Wow! What an important and controversial topic. We are speaking about statistics? Or do you mean the data coming from the tracing app? To the best of my knowledge the data of the app is under the control of the Italian Ministry of Health. The app in Italy was designed to take into account the privacy since its design. I do not see so many issues and honestly that data would be so beneficial to trace how outbreaks can be formed and where they are (in schools? A great debate in Italy and we still do not know!). At the end of the story, I am not sure the potential of the app was understood neither by people nor by institutions. Indeed it did not work, also because such an innovative element was put in place in a very old system that does not reason in terms of data for instance. So the app and all its data are both resulting useless at the time being.

1 Like

Yes, of course. I would not want to open the personal data can of worms.

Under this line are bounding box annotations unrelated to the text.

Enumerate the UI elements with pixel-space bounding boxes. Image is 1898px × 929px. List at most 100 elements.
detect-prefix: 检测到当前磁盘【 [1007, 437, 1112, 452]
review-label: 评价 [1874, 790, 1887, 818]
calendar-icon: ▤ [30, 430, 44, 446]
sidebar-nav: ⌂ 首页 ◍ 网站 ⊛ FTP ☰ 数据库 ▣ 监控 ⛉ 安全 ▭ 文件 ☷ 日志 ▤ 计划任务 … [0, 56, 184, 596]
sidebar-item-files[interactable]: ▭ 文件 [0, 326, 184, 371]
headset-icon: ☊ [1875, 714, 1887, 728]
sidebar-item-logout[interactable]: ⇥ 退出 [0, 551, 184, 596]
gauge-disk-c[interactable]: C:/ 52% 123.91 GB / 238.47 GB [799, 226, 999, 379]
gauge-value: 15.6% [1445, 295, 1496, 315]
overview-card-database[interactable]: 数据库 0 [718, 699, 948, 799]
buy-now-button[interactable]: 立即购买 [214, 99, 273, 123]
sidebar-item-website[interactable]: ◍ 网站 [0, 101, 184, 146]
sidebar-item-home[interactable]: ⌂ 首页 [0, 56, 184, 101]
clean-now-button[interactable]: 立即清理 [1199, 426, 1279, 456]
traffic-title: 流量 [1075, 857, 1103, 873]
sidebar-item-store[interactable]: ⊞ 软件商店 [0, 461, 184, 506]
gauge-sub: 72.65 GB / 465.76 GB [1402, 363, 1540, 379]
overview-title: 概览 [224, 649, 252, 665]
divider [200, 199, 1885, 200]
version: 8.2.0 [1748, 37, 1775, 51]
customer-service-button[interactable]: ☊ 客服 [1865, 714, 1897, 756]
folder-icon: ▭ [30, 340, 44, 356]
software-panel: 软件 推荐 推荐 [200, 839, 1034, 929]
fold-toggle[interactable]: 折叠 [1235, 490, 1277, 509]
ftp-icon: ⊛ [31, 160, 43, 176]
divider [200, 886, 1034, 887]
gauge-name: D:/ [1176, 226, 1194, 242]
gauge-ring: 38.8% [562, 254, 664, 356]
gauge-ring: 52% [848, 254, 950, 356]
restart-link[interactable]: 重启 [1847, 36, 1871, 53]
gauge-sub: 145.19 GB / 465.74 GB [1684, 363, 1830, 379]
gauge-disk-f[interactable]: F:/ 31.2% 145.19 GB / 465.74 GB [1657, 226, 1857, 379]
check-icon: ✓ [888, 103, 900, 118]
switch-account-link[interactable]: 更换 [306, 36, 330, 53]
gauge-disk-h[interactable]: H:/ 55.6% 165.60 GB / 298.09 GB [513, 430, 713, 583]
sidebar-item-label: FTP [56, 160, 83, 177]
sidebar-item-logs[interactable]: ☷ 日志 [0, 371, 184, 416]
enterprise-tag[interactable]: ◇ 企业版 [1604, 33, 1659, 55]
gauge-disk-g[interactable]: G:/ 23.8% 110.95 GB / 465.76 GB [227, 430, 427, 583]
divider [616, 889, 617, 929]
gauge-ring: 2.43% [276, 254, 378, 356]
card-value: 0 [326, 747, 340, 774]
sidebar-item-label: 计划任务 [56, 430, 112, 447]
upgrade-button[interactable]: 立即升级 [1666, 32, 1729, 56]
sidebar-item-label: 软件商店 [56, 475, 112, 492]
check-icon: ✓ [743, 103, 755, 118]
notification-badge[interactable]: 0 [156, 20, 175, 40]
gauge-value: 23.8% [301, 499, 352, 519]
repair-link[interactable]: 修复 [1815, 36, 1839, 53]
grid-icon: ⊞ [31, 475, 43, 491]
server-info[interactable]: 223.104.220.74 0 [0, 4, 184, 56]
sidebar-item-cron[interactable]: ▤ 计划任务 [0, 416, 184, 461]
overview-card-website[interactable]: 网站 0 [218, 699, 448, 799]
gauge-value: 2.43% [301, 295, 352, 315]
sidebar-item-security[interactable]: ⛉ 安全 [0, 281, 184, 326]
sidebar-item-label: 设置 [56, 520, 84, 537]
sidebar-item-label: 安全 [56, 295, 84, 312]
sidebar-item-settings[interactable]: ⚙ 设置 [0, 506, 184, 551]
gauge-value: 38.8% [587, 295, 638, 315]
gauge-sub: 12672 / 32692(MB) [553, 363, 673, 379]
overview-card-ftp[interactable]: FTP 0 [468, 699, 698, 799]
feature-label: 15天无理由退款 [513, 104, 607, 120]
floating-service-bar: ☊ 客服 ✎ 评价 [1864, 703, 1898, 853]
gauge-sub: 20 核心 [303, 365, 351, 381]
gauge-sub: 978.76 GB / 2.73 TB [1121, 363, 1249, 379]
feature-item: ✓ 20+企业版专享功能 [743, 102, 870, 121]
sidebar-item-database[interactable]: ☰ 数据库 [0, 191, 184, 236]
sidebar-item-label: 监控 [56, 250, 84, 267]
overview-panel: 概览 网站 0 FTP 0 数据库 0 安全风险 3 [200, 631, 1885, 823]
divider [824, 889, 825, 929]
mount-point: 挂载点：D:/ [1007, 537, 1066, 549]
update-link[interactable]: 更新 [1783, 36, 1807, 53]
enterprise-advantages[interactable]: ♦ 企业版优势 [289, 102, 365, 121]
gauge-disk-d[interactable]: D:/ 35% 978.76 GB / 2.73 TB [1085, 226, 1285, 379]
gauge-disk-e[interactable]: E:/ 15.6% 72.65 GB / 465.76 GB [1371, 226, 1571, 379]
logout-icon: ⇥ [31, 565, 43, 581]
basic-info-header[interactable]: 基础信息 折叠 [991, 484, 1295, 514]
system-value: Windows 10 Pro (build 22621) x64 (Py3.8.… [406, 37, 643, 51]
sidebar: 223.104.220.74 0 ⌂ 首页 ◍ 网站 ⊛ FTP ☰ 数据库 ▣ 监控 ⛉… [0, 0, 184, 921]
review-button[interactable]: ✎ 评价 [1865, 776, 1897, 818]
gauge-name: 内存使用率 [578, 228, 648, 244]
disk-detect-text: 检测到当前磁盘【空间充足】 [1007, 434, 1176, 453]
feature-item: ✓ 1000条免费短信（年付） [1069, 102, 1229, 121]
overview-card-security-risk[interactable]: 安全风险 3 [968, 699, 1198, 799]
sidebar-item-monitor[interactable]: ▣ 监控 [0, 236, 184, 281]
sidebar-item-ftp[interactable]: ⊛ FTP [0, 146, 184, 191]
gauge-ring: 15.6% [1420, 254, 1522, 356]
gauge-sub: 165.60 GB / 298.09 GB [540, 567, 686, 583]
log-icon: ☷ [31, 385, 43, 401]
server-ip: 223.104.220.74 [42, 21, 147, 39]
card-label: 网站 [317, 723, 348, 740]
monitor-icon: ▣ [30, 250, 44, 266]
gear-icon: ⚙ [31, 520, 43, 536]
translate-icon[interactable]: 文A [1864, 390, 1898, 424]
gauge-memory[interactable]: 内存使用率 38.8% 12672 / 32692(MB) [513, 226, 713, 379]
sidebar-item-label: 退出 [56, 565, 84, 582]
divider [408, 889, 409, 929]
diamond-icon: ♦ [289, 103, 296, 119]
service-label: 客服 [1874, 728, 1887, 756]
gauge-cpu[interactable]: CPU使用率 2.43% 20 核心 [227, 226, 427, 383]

But even that is weird. The data from the Italian COVID app are on GitHub, but not on dati.gov.it. I guess this is because it is the company that made and maintains it that publishes the data, not the public sector. Capacity problems…

These are both important conclusions! Glad we could clear that up.

@aborruso, @giorgia.lodi, an hour has passed, and you have been taking a lot of questions. You too @Asjad, thanks! I think we can end here for now. Very likely some more questions and remarks will come in the next few days, maybe we will ask you to come back and address them.

Many, many thanks! This was fun :clap: :clap: :clap:

True Alberto, that’s was the case. And BTW: after 1 year of pandemic do we have a shared semantics in Italy and in Europe? hmmm…

We need to contrast these situations and from my point of view open data could help a lot!

Thanks for inviting me to join this interesting discussion!

1 Like

It’s not so simple. The license of ISS website is wrong, it is wrong for this context: it’s a CC BY-NC-ND.
Here the basis must be open science and instead we have the block of derivative works.

In those data we have too much aggregate data on many issues. We want them to be less aggregate, in compliance with the rules on the protection of privacy.
There are techniques to disaggregate and anonymize the data and whoever manages this must have staff who know these techniques.